The diagnosis of mitochondrial
disease should be considered in any child with a multisystem neurologic
disorder or who is being investigated for hypotonia. Anesthesia-related
morbidity and mortality risk is essentially linked to the preoperative
status of the child, that is, the number and extent of organ dysfunction. A
preoperative electrocardiogram should be considered at any age. The elevated
serum lactate resulting from defects in the respiratory chain necessitate
maintenance of a normal glucose level, normothermia, normocapnia, and more
stable possible cardiovascular function. Allelic variants are diabetic, so
serum glucose must be closely measured. Avoid any elective
anesthesia/ surgery in the presence of infection or raised
temperature because cytokines (mainly tumor-necrosis factor) inhibit some complex of the
respiratory chain.

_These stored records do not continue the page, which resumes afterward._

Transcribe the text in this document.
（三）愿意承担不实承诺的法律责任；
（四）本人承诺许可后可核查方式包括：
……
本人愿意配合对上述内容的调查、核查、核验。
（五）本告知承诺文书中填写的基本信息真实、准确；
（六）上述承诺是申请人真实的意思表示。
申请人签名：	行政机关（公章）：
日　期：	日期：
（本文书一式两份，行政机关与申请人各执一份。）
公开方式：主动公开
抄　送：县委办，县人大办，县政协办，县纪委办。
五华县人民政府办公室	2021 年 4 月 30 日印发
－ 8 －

The following should be checked: central nervous system (seizures, myoclonus,
strokes, swallowing problems); metabolic (usual venous or arterial concentration of
lactates and glucose); muscles (hypotonia, contractures, scoliosis); cardiac (even if the
child is asymptomatic, ECG and echocardiography to exclude conduction
disorders and cardiomyopathy, respectively; check functioning of pacemaker,
if present); pulmonary (frequent infections, chronic aspiration, pulse oximetry
breathing room air, obstructive and/or central apnea; reduced ventilatory
drive is common and many patients have an abnormal response to both hypoxia
and hypercarbia, and deaths have been reported following sedation with
chloral hydrate or diazepam); hepatic and renal function; and nutritional status and diet (glucose and/or lipid-rich, tolerance to
fasting and treatment [carnitine, vitamin Q, antiepileptic drugs]).